A randomized clinical trial suggests that a year of guideline-level aerobic exercise was associated with small but measurable reductions in an MRI-based estimate of “brain age,” leaving participants’ brains looking close to one year younger than those of a usual-care control group.
New research from the AdventHealth Research Institute suggests that consistent aerobic exercise may help keep the brain biologically “younger,” as measured by an MRI-based biomarker.
Published in the Journal of Sport and Health Science, the randomized trial enrolled 130 healthy adults ages 26 to 58 and assigned them either to a moderate-to-vigorous aerobic exercise program or to a usual-care control group.
Participants in the exercise group completed two supervised 60-minute sessions each week in a laboratory and added home-based exercise to reach roughly 150 minutes of aerobic activity per week—an amount that matches American College of Sports Medicine physical-activity guidelines. Brain structure was measured by MRI and fitness was assessed using peak oxygen uptake (VO2peak) at the start of the study and again 12 months later.
Researchers estimated “brain age” using a measure known as brain-predicted age difference, or brain-PAD, which compares how old a brain appears on MRI with a participant’s chronological age. Prior research has linked higher brain-PAD values to poorer physical and cognitive performance and a higher risk of death.
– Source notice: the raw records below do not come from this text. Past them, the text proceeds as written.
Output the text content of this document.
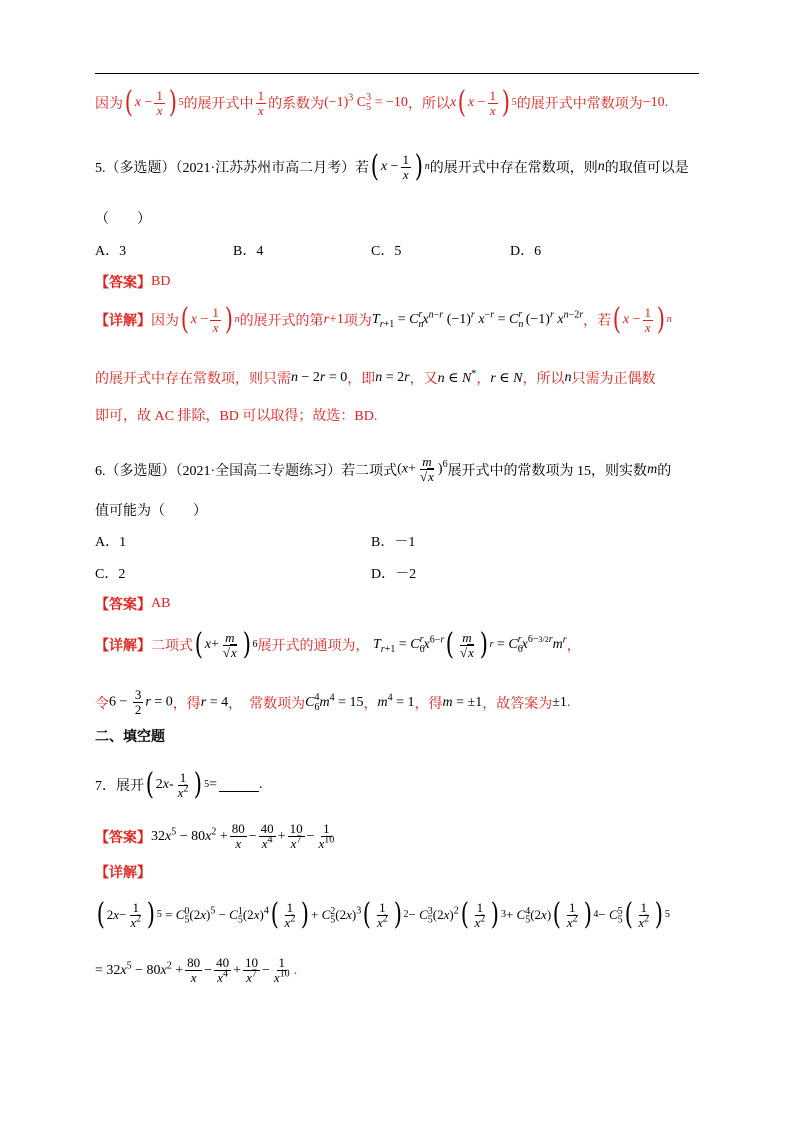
因为 ( $x - \frac{1}{x}$ ) 5 的展开式中 $\frac{1}{x}$ 的系数为 $(-1)^3$ $C_5^3 = -10$ ，所以 x ( $x - \frac{1}{x}$ ) 5 的展开式中常数项为 −10 .
5.（多选题）（2021·江苏苏州市高二月考）若 ( $x - \frac{1}{x}$ ) n 的展开式中存在常数项，则 n 的取值可以是
（　　）
A．3	B．4	C．5	D．6
【答案】 BD
【详解】 因为 ( $x - \frac{1}{x}$ ) n 的展开式的第 r+1 项为 $T_{r+1} = C_n^rx^{n-r}$ $(-1)^r$ $x^{-r} = C_n^r$ $(-1)^r$ $x^{n-2r}$ ，若 ( $x - \frac{1}{x}$ ) n
的展开式中存在常数项，则只需 n − 2r = 0 ，即 n = 2r ，又 n ∈ N* ， r ∈ N ，所以 n 只需为正偶数
即可，故 AC 排除，BD 可以取得；故选：BD.
6.（多选题）（2021·全国高二专题练习）若二项式 $(x+ \frac{m}{√x} )^6$ 展开式中的常数项为 15，则实数 m 的
值可能为（　　）
A．1	B．－1
C．2	D．－2
【答案】 AB
【详解】 二项式 ( $x + \frac{m}{√x}$ ) 6 展开式的通项为， $T_{r+1} = C_6^rx^{6-r}$ ( $\frac{m}{√x}$ ) $r = C_6^rx^{6-3/2r}m^r$ ，
令 $6 - \frac{3}{2}$ r = 0 ，得 r = 4 ，　常数项为 $C_6^4m^4 = 15$ ， $m^4 = 1$ ，得 m = ±1 ，故答案为 ±1 .
二、填空题
7．展开 ( $2x- \frac{1}{x^2}$ ) 5 =	.
【答案】 $32x^5 - 80x^2 + \frac{80}{x} - \frac{40}{x^4} + \frac{10}{x^7} - \frac{1}{x^{10}}$
【详解】
( $2x- \frac{1}{x^2}$ ) $5 = C_5^0(2x)^5 - C_5^1(2x)^4$ ( $\frac{1}{x^2}$ ) + $C_5^2(2x)^3$ ( $\frac{1}{x^2}$ ) $2 - C_5^3(2x)^2$ ( $\frac{1}{x^2}$ ) $3 + C_5^4(2x)$ ( $\frac{1}{x^2}$ ) $4 - C_5^5$ ( $\frac{1}{x^2}$ ) 5
= $32x^5 - 80x^2 + \frac{80}{x} - \frac{40}{x^4} + \frac{10}{x^7} - \frac{1}{x^{10}}$ .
After 12 months, the exercise group’s brain-PAD fell by about 0.6 years on average, while the control group’s brain-PAD rose by about 0.35 years; the change in the control group was not statistically significant. The net difference between groups amounted to a gap close to one year in favor of the exercise group.
“We found that a simple, guideline-based exercise program can make the brain look measurably younger over just 12 months,” said lead author Dr. Lu Wan, a data scientist at the AdventHealth Research Institute. Senior author Dr. Kirk I. Erickson, a neuroscientist and director at AdventHealth Research Institute who is also affiliated with the University of Pittsburgh, said prior studies suggest each additional “year” of brain age is associated with meaningful differences in later-life health.
To explore why exercise might affect brain-PAD, the researchers examined potential pathways including changes in fitness, body composition, blood pressure and levels of brain-derived neurotrophic factor (BDNF), a protein involved in brain plasticity. While fitness improved in the exercise group, none of those factors statistically explained the brain-PAD changes observed in the trial, leading the authors to suggest additional mechanisms may be involved.
The researchers emphasized that the observed changes were modest and noted limitations, including the study’s relatively small sample size and the characteristics of the volunteer group. They said larger studies with longer follow-up are needed to determine whether reductions in brain-PAD translate into lower risks of conditions such as dementia or stroke.
The study was funded by the National Institutes of Health and the National Heart, Lung, and Blood Institute.